Un lunghissimo rito immediato
Non è difficile prefigurarsi come sarà incardinato il processo che comincerà il 6 aprile. Tutto comincerà dalla famosa telefonata del 27 maggio 2010, quando Silvio Berlusconi telefonò in questura, a Milano, come lo stesso premier non ha mai negato di aver fatto. La qualificazione della telefonata, però, è stata e resta fondamentale per individuare il reato e la competenza di chi deve giudicarlo: secondo la procura, quella notte, Berlusconi non chiama nell’esercizio delle sue funzioni (perché i capi di governo non si occupano della liberazione di giovani marocchine) e tuttavia fa valere il peso del suo potere: perciò – ha confermato il gip – il tribunale dei ministri non c’entra. Una versione, questa, contestatissima e soggetta a vario dibattito: sicuramente la difesa – o meglio, la Camera – potrebbe sollevare un conflitto di attribuzione da rivolgere alla Corte Costituzionale.

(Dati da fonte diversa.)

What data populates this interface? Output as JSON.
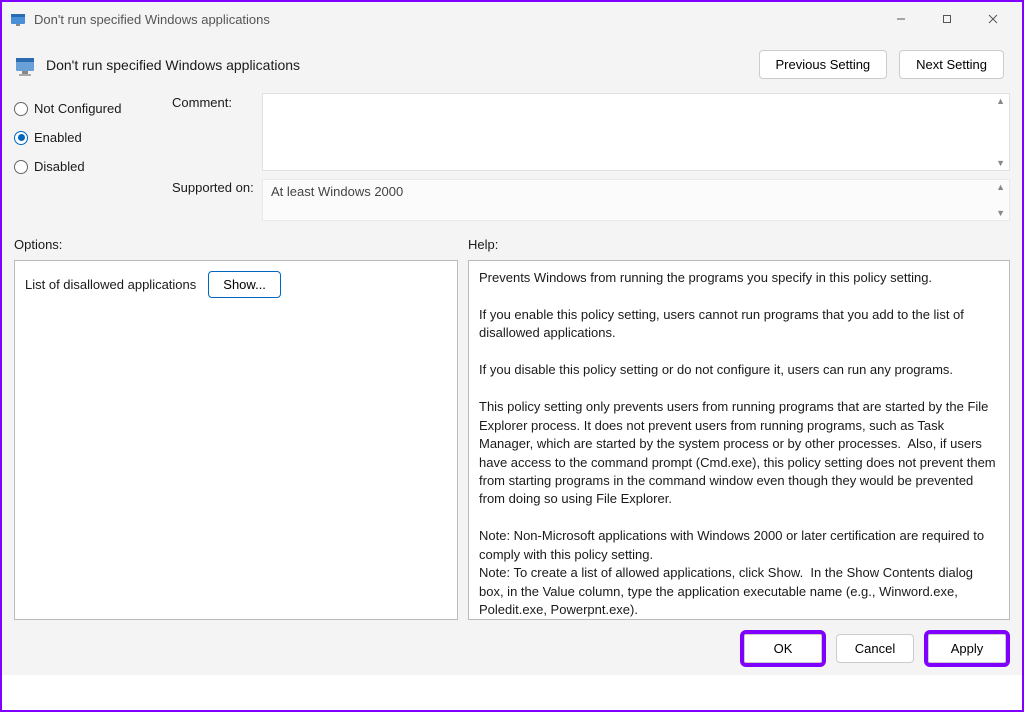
{
  "window": {
    "title": "Don't run specified Windows applications"
  },
  "header": {
    "title": "Don't run specified Windows applications",
    "prev": "Previous Setting",
    "next": "Next Setting"
  },
  "state": {
    "options": [
      {
        "label": "Not Configured",
        "checked": false
      },
      {
        "label": "Enabled",
        "checked": true
      },
      {
        "label": "Disabled",
        "checked": false
      }
    ]
  },
  "labels": {
    "comment": "Comment:",
    "supported": "Supported on:",
    "options": "Options:",
    "help": "Help:"
  },
  "fields": {
    "comment_value": "",
    "supported_value": "At least Windows 2000"
  },
  "options_pane": {
    "line": "List of disallowed applications",
    "show": "Show..."
  },
  "help_text": "Prevents Windows from running the programs you specify in this policy setting.\n\nIf you enable this policy setting, users cannot run programs that you add to the list of disallowed applications.\n\nIf you disable this policy setting or do not configure it, users can run any programs.\n\nThis policy setting only prevents users from running programs that are started by the File Explorer process. It does not prevent users from running programs, such as Task Manager, which are started by the system process or by other processes.  Also, if users have access to the command prompt (Cmd.exe), this policy setting does not prevent them from starting programs in the command window even though they would be prevented from doing so using File Explorer.\n\nNote: Non-Microsoft applications with Windows 2000 or later certification are required to comply with this policy setting.\nNote: To create a list of allowed applications, click Show.  In the Show Contents dialog box, in the Value column, type the application executable name (e.g., Winword.exe, Poledit.exe, Powerpnt.exe).",
  "buttons": {
    "ok": "OK",
    "cancel": "Cancel",
    "apply": "Apply"
  }
}
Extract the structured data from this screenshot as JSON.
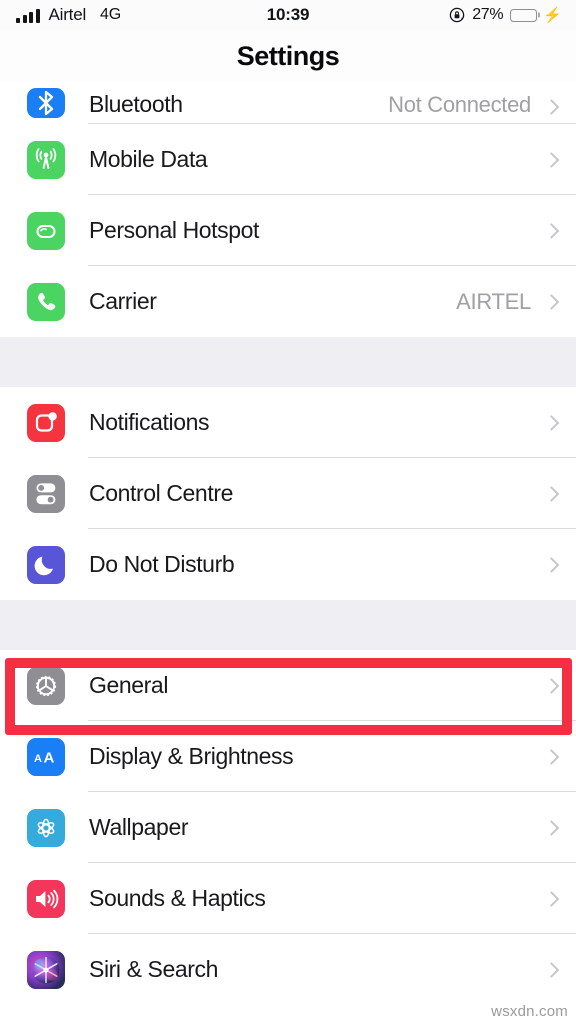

Ma torniamo al processo e alla telefonata: è appurato che Berlusconi quella notte chiama Pietro Ostuni, il capo di gabinetto del questore, che è nella sua casa di Sesto San Giovanni: ma non è qui che si consuma reato bensì in questura, a Milano, dove un vorticoso giro di telefonate prosegue sino alle due di notte. Essendo milanese il reato più grave, il medesimo ha trascinato con sé anche la prostituzione minorile che invece ci sarebbe stata ad Arcore, sede giudicata dal tribunale di Monza: questa almeno è la linea avallata dal rito ambrosiano, ciò che i legali contestano e contesteranno duramente; l’articolo 453 del Codice nonché una sentenza della Cassazione, infatti, escludono che per la prostituzione minorile si possa ricorrere al rito immediato, anche se connesso a un altro reato. Ma ogni dubbio, in tal senso, potrà essere sciolto dalla Cassazione solo molto più avanti, dopo i primi due gradi di giudizio rigorosamente meneghini.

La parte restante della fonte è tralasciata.